Então, pode a mente, que é resultado do conhecido, que é resultado do tempo – pode tal mente penetrar o desconhecido? É óbvio que não. Então, qualquer explicação sobre a morte, qualquer crença, continua sendo produto do conhecido. Portanto, posso eu, pode a minha mente, desnudar-se completamente de todo o conhecido? Não existe resposta. Depende de você. Você terá de descobrir, terá de investigar, terá de mergulhar nesse problema. As perguntas fundamentais não comportam sim ou não como resposta. Você terá de propor a pergunta fundamental e esperar que ela mesma se revele. Ela não poderá revelar-se caso você esteja somente buscando uma resposta, uma explanação. Eis a pergunta fundamental: “Posso eu, que sou resultado do conhecido, penetrar o desconhecido, que é a morte?” Se eu quiser fazer isso, deverá ser enquanto eu viver, certamente, e não no último momento. No último momento, a mente não será capaz de olhar, compreender; ela estará doente, cansada, exausta; terá muito pouca consciência. Mas, enquanto a pessoa está ativa, em plena consciência, alerta, cônscia – será que pode descobrir? Entrar na casa da morte enquanto vivo não é só uma ideia mórbida: é a única solução. Enquanto vivemos uma vida rica, plena – seja o que for isso – ou enquanto vivemos uma vida miserável, depauperada, será que não podemos conhecer aquilo que não é mensurável, aquilo que só é vislumbrado pelo experimentador em raros momentos?
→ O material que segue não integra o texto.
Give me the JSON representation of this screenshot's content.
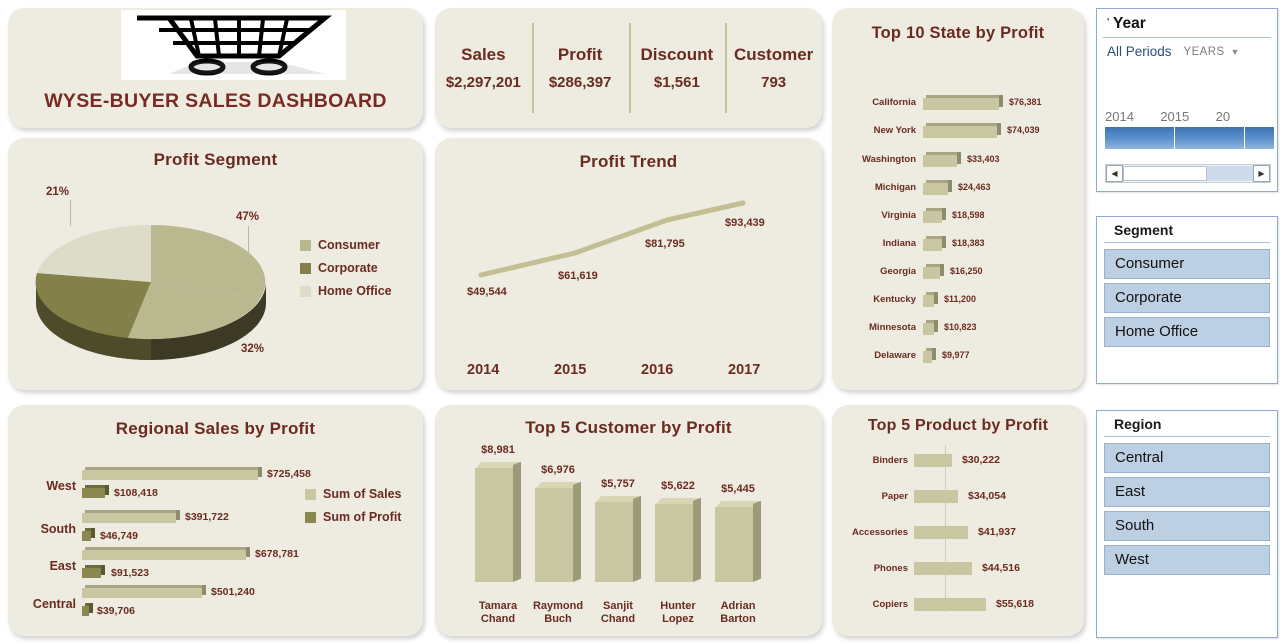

Então, podemos, você e eu, abrir mão do conhecido? Você compreende a profundidade do problema? A mente aferra-se a cada experiência prazerosa e quer evitar a desagradável. Essa acumulação das coisas agradáveis é o conhecido, e a fuga às coisas desagradáveis é também o conhecido. Pode a mente morrer momento a momento para tudo que experimenta, e jamais acumular? Porque, se houve acumulação, então haverá o experimentador sempre olhando a partir dessa acumulação; a própria acumulação é o experimentador; portanto, ele jamais conhecerá o que está além do conhecido. Acho que é muito importante que cada um de nós compreenda isso profundamente, pois então não terão significado algumas coisas como conhecimento, disciplina, crença e dogma, o seguir mestres e gurus e tudo o mais. Pois as disciplinas, os métodos, constituem o conhecido – coisas a serem praticadas e fins a serem alcançados.
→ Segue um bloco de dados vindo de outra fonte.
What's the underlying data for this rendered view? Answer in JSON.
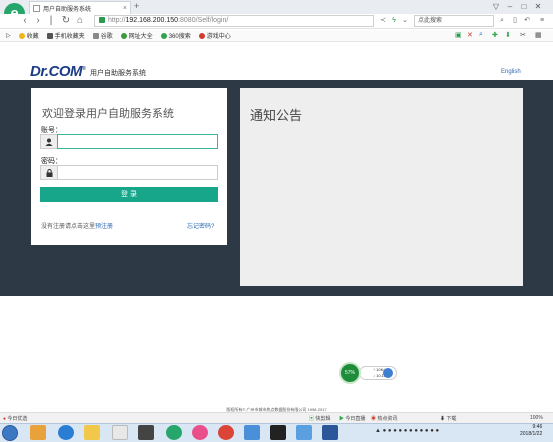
{
  "browser": {
    "tab_title": "用户自助服务系统",
    "tab_close": "×",
    "new_tab": "+",
    "address_scheme": "http://",
    "address_host": "192.168.200.150",
    "address_rest": ":8080/Self/login/",
    "search_placeholder": "点此搜索",
    "bookmarks": [
      {
        "label": "收藏",
        "icon": "star-icon",
        "color": "#f2b21b"
      },
      {
        "label": "手机收藏夹",
        "icon": "phone-icon",
        "color": "#555555"
      },
      {
        "label": "谷歌",
        "icon": "page-icon",
        "color": "#888888"
      },
      {
        "label": "网址大全",
        "icon": "grid-icon",
        "color": "#3b9a3b"
      },
      {
        "label": "360搜索",
        "icon": "search-icon",
        "color": "#2ea44f"
      },
      {
        "label": "游戏中心",
        "icon": "game-icon",
        "color": "#d33a2c"
      }
    ]
  },
  "header": {
    "logo_text": "Dr.COM",
    "logo_mark": "®",
    "brand_name": "用户自助服务系统",
    "language_link": "English"
  },
  "login": {
    "title": "欢迎登录用户自助服务系统",
    "username_label": "账号：",
    "username_value": "",
    "password_label": "密码：",
    "password_value": "",
    "submit_label": "登 录",
    "register_text": "没有注册请点击这里",
    "register_link": "预注册",
    "forgot_link": "忘记密码?"
  },
  "notice": {
    "title": "通知公告"
  },
  "speed_widget": {
    "percent": "57%",
    "up": "10K/s",
    "down": "10.1K/s"
  },
  "footer": {
    "copyright": "版权所有© 广州市城市热点数据股份有限公司 1998-2017"
  },
  "statusbar": {
    "left": "今日优选",
    "items": [
      "快剪辑",
      "今日直播",
      "热点资讯"
    ],
    "download": "下载",
    "zoom": "100%"
  },
  "taskbar": {
    "time": "9:46",
    "date": "2018/1/22"
  },
  "colors": {
    "dark_band": "#2d3a45",
    "accent": "#17a689",
    "brand_blue": "#1b3c85"
  }
}
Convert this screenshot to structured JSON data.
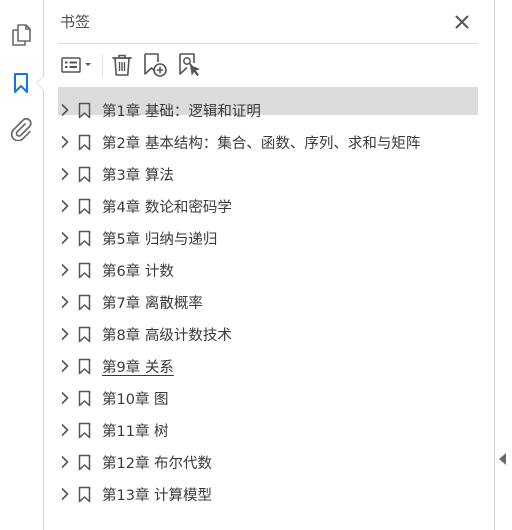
{
  "panel": {
    "title": "书签",
    "close_icon": "close-icon"
  },
  "rail": {
    "items": [
      {
        "name": "page-thumbnails",
        "icon": "pages-icon"
      },
      {
        "name": "bookmarks",
        "icon": "bookmark-icon",
        "active": true
      },
      {
        "name": "attachments",
        "icon": "paperclip-icon"
      }
    ]
  },
  "toolbar": {
    "options_icon": "options-menu-icon",
    "delete_icon": "trash-icon",
    "new_bookmark_icon": "new-bookmark-icon",
    "find_bookmark_icon": "find-bookmark-icon"
  },
  "bookmarks": [
    {
      "label": "第1章  基础：逻辑和证明"
    },
    {
      "label": "第2章  基本结构：集合、函数、序列、求和与矩阵"
    },
    {
      "label": "第3章  算法"
    },
    {
      "label": "第4章  数论和密码学"
    },
    {
      "label": "第5章  归纳与递归"
    },
    {
      "label": "第6章  计数"
    },
    {
      "label": "第7章  离散概率"
    },
    {
      "label": "第8章  高级计数技术"
    },
    {
      "label": "第9章  关系",
      "hovered": true
    },
    {
      "label": "第10章  图"
    },
    {
      "label": "第11章  树"
    },
    {
      "label": "第12章  布尔代数"
    },
    {
      "label": "第13章  计算模型"
    }
  ],
  "colors": {
    "accent": "#1473e6",
    "icon": "#6a6a6a",
    "text": "#3a3a3a"
  }
}
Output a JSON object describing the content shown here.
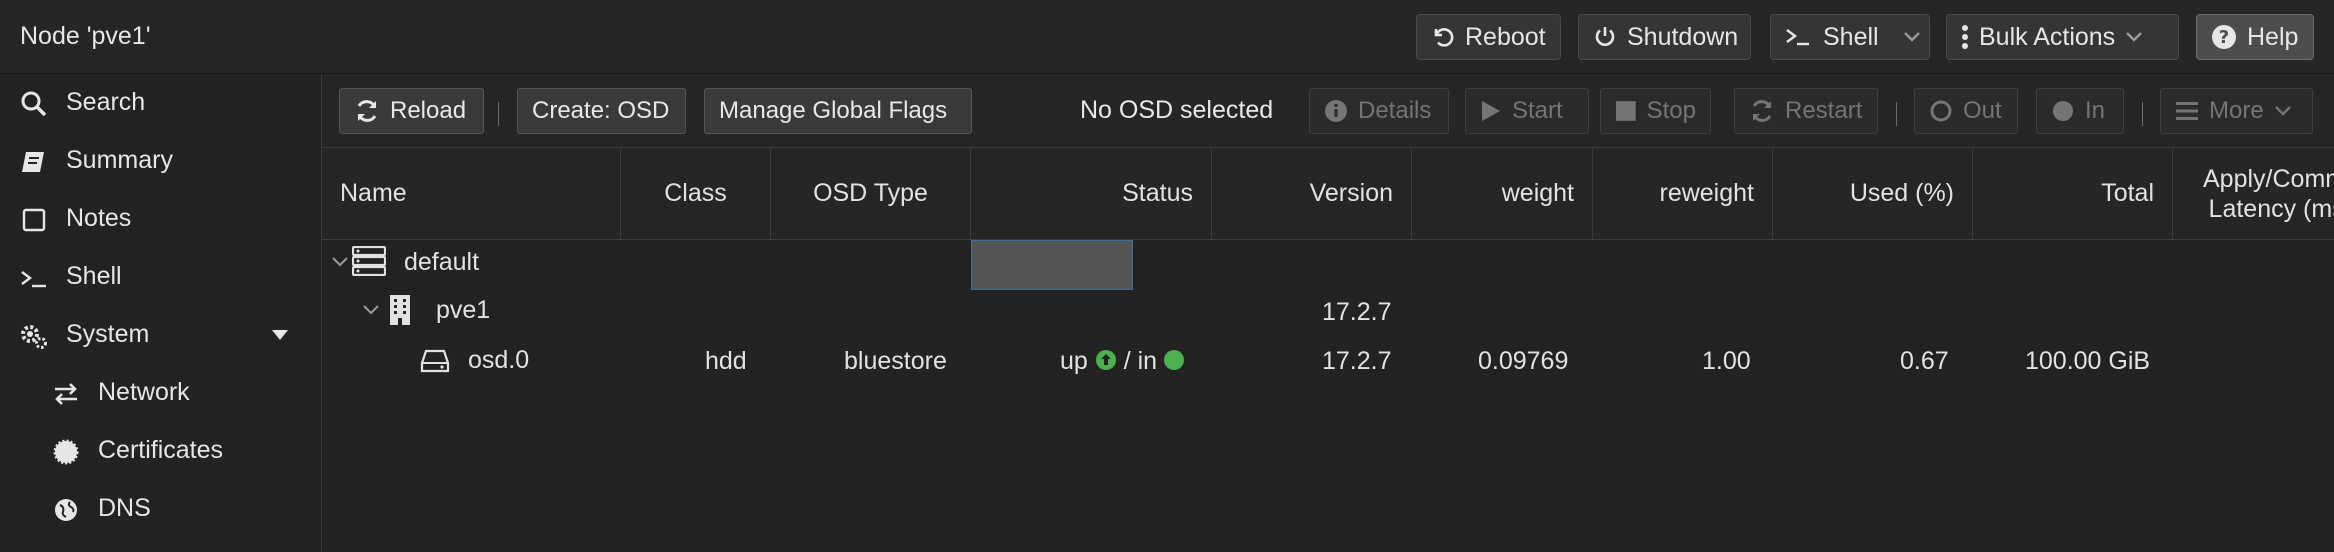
{
  "header": {
    "node_title": "Node 'pve1'",
    "reboot": "Reboot",
    "shutdown": "Shutdown",
    "shell": "Shell",
    "bulk_actions": "Bulk Actions",
    "help": "Help"
  },
  "sidebar": {
    "items": [
      {
        "label": "Search",
        "icon": "search-icon"
      },
      {
        "label": "Summary",
        "icon": "book-icon"
      },
      {
        "label": "Notes",
        "icon": "note-icon"
      },
      {
        "label": "Shell",
        "icon": "terminal-icon"
      },
      {
        "label": "System",
        "icon": "gears-icon"
      },
      {
        "label": "Network",
        "icon": "exchange-icon"
      },
      {
        "label": "Certificates",
        "icon": "certificate-icon"
      },
      {
        "label": "DNS",
        "icon": "globe-icon"
      }
    ]
  },
  "toolbar": {
    "reload": "Reload",
    "create_osd": "Create: OSD",
    "manage_flags": "Manage Global Flags",
    "no_osd": "No OSD selected",
    "details": "Details",
    "start": "Start",
    "stop": "Stop",
    "restart": "Restart",
    "out": "Out",
    "in": "In",
    "more": "More"
  },
  "table": {
    "columns": [
      "Name",
      "Class",
      "OSD Type",
      "Status",
      "Version",
      "weight",
      "reweight",
      "Used (%)",
      "Total",
      "Apply/Commit\nLatency (ms)"
    ],
    "rows": {
      "default": {
        "name": "default"
      },
      "host": {
        "name": "pve1",
        "version": "17.2.7"
      },
      "osd": {
        "name": "osd.0",
        "class": "hdd",
        "osd_type": "bluestore",
        "status_up": "up",
        "status_sep": "/ in",
        "version": "17.2.7",
        "weight": "0.09769",
        "reweight": "1.00",
        "used": "0.67",
        "total": "100.00 GiB"
      }
    }
  },
  "colors": {
    "status_ok": "#4caf50",
    "selection_border": "#3f6d9e"
  }
}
Podemos ver a totalidade de tudo isso, dedicando toda a nossa atenção? – não a fim de alcançar o desconhecido, pois tal atenção seria meramente exclusão, uma forma de avidez. Podemos estar cônscios de que, enquanto houver qualquer movimento da mente, esse movimento terá nascido do tempo, do conhecido, e que tal movimento para o desconhecido jamais poderá penetrar naquele campo de liberdade? Se pudermos, então a mente, vendo a verdade disso, fica completamente imóvel. Ela já não está buscando, perguntando, investigando, pois compreende que qualquer investigação, qualquer pergunta, provém do conhecido. Só quando a mente está totalmente quieta, o desconhecido pode manifestar-se.